Partial Loss of NEMO Function in a Female Carrier with No Incontinentia Pigmenti

Abstract

Background/Objectives: The nuclear factor (NF)-kB essential modulator (NEMO) has a crucial role in the NFκB pathway. Hypomorphic IKBKG pathogenic variants cause ectodermal dysplasia with immunodeficiency (EDA-ID) in affected males. However, heterozygous amorphic IKBKG variants could be responsible for Incontinentia Pigmenti (IP) in female carriers. Typically, IP patients do not exhibit immunodeficiency, although hypomorphic variants might lead to immunodeficiency in female IP patients. Here, we report the case of an IKBKG female carrier, with no IP but an unexpected picture of immunodeficiency. She had a positive family history for the same genetic condition. Methods: We performed immunological, molecular, and functional analysis to evaluate NEMO contribution.
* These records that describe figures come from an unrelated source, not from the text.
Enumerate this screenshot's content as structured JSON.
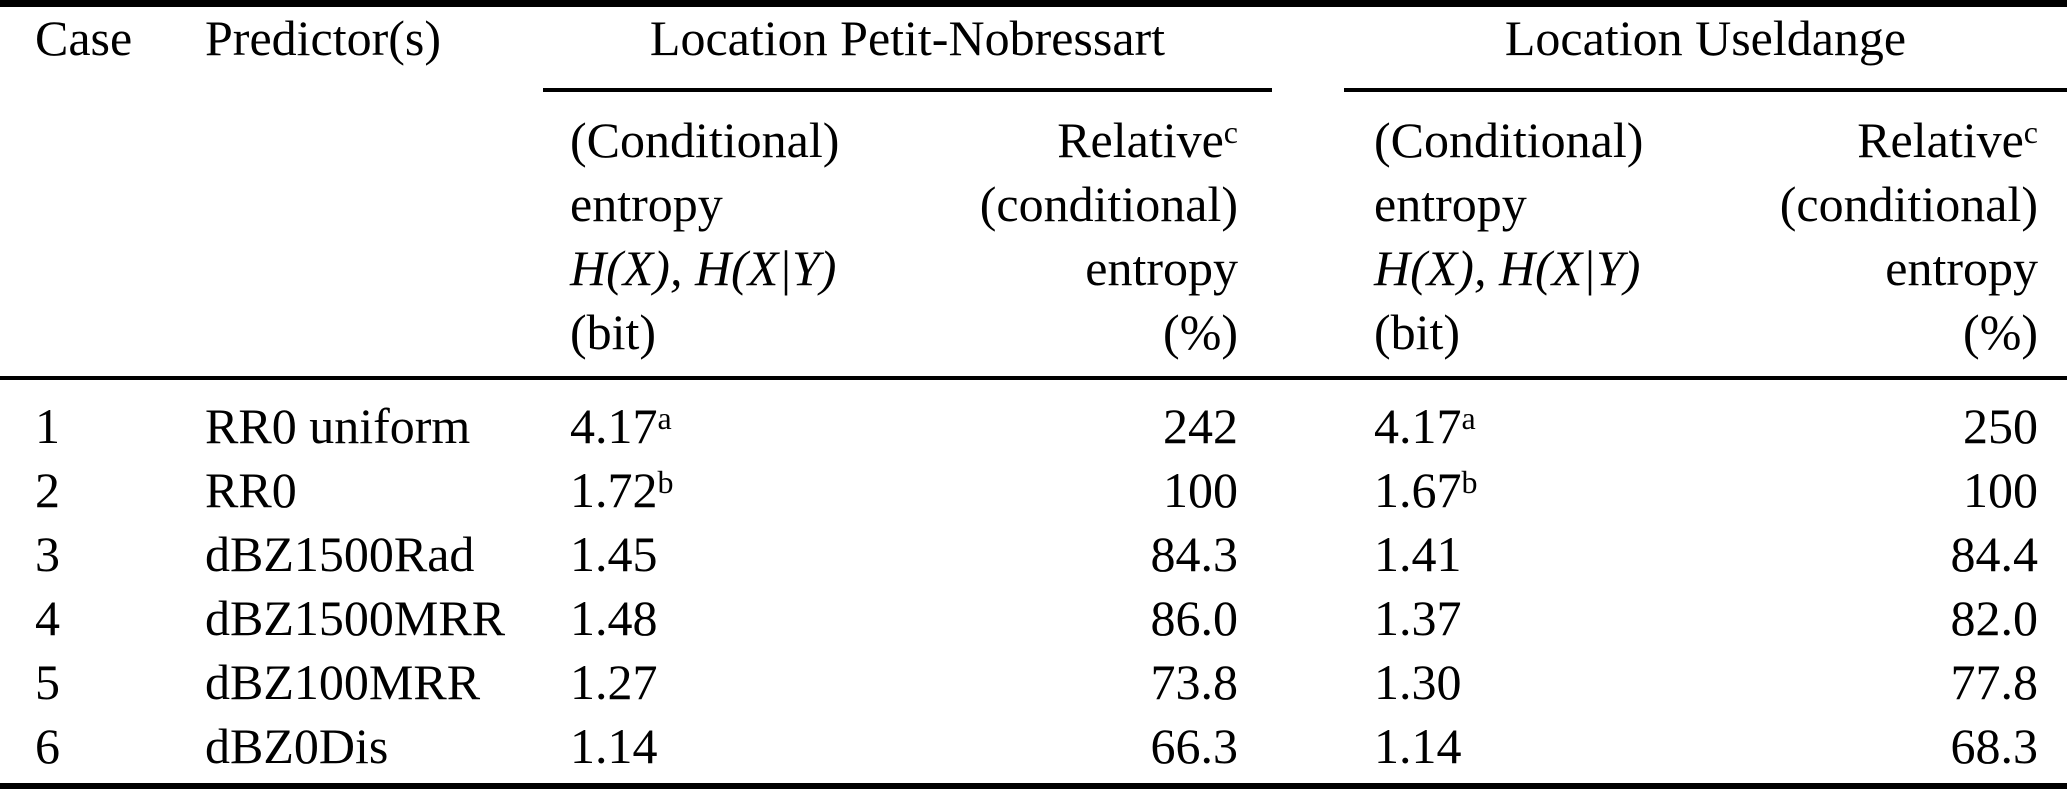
{
  "table": {
    "header": {
      "case_label": "Case",
      "predictors_label": "Predictor(s)",
      "group_petit_nobressart": "Location Petit-Nobressart",
      "group_useldange": "Location Useldange"
    },
    "subheader": {
      "entropy_lines": [
        "(Conditional)",
        "entropy",
        "H(X), H(X|Y)",
        "(bit)"
      ],
      "relative_base": "Relative",
      "relative_sup": "c",
      "relative_lines": [
        "(conditional)",
        "entropy",
        "(%)"
      ]
    },
    "rows": [
      {
        "case": "1",
        "predictor": "RR0 uniform",
        "pn_entropy": "4.17",
        "pn_entropy_sup": "a",
        "pn_relative": "242",
        "u_entropy": "4.17",
        "u_entropy_sup": "a",
        "u_relative": "250"
      },
      {
        "case": "2",
        "predictor": "RR0",
        "pn_entropy": "1.72",
        "pn_entropy_sup": "b",
        "pn_relative": "100",
        "u_entropy": "1.67",
        "u_entropy_sup": "b",
        "u_relative": "100"
      },
      {
        "case": "3",
        "predictor": "dBZ1500Rad",
        "pn_entropy": "1.45",
        "pn_relative": "84.3",
        "u_entropy": "1.41",
        "u_relative": "84.4"
      },
      {
        "case": "4",
        "predictor": "dBZ1500MRR",
        "pn_entropy": "1.48",
        "pn_relative": "86.0",
        "u_entropy": "1.37",
        "u_relative": "82.0"
      },
      {
        "case": "5",
        "predictor": "dBZ100MRR",
        "pn_entropy": "1.27",
        "pn_relative": "73.8",
        "u_entropy": "1.30",
        "u_relative": "77.8"
      },
      {
        "case": "6",
        "predictor": "dBZ0Dis",
        "pn_entropy": "1.14",
        "pn_relative": "66.3",
        "u_entropy": "1.14",
        "u_relative": "68.3"
      }
    ]
  }
}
Results: The patient was healthy until the age of 25 when severe asthma and Hashimoto thyroiditis occurred. She had HLAB27-positive ankylosing spondylitis, non-tubercular mycobacteriosis, and pulmonary aspergillosis infections. We found CD19+ B cell lymphopenia and T cell subset alterations. Sanger sequencing revealed a heterozygous IKBKG variant at position +1 of the 5' UTR of the gene which disrupted the normal pre-mRNA splicing. We observed a decreased NEMO protein expression, a reduced level of mRNA, and a defective NF-κB pathway. Conclusions: These findings suggest a possible correlation between the partial loss of NEMO function and the immunodeficiency observed in this patient. This case could expand our understanding of NEMO deficiency in female carriers.

Keywords: NEMO deficiency; female carrier; immune dysregulation; incontinentia pigmenti.

Figure 1

Timeline showing patient’s clinical and treatment history.

Figure 2

Characterization of NEMO-III.2. (A) Family pedigree showing proband III.2 (black arrow), her carrier mother II.2, her brother III.1, and cousins III.3 and III.4 affected by NEMO deficiency. (B) Sanger sequencing performed on III.2, II.1, II.2, and HD genomic DNA showing the NG_009896:g.10503G>T variant indicated by “*”. (C) cDNA analysis of IKBKG fragments obtained from III.2 and II.2. Black arrows indicate the wt and wt + mt sequences of II.2 and III.2, respectively, on the agarose gel. Chromatograms showing the NG_009896:g.10503G>T variant causing the retention of the intron between exon 1 and 2 in III.2 compared to HD. (D) Schematic of the normal (upper panel) and alternative splicing of IKBKG exon 1 and 2 detected in III.2. (E) Real-time PCR analysis showing reduced NEMO mRNA levels, normalized to β-Actin, in LCLs from II.2, III.2, III.3, and HD. The graph represents the mean of two experiments.

Figure 3

Functional analysis of NEMO. (A) NEMO protein expression by WB performed on PBMCs derived from III.2, II.2, and one HD showing reduced protein expression in III.2 and a slight reduction in II.2. (B) NEMO protein expression by FACS on LCLs from one HD, II.2, III.2, and the NEMO-pt III.3. The gray histograms represent FMO, the orange histograms represent HD, the blue histogram represents the mother’s cells, the pink histogram shows reduced expression in III.2, and the green histogram represents nearly absent NEMO expression in III.3; the right graph shows the MFI. (C) Representative plots of IkBα degradation in CD4⁺ and CD8⁺ T cells from III.2, II.2, and HD. The numbers inside the plots represent the MFI. The gray histograms show IkBα expression at time 0 without stimulation. The colored histograms show IkBα degradation after stimulation with PMA/ionomycin.

Figure 4

Functional characterization of III.2. (A) Evaluation of NADPH oxidase activity on neutrophils showing normal respiratory burst. Filled gray histograms represent unstimulated III:2 neutrophils, empty gray histograms represent unstimulated HD neutrophils, filled pink histograms represent stimulated III.2 neutrophils, and empty black histograms represent stimulated HD neutrophils. The right graph shows the MFI (mean ± SEM of n = 2 experiments). (B) Monocytes’ cytokines. The left panel shows decreased monocytes’ TNFα production p value (*) 0.0244 (mean ± SEM of n = 2 experiments), the middle panel shows normal monocytes’ IL-8 production (mean ± SEM of n = 2 experiments), and the right panel displays decreased IFNγ production from CD3⁺CD45RA⁻ memory T cells (mean ± SEM of n = 2 experiments) after indicated stimulations.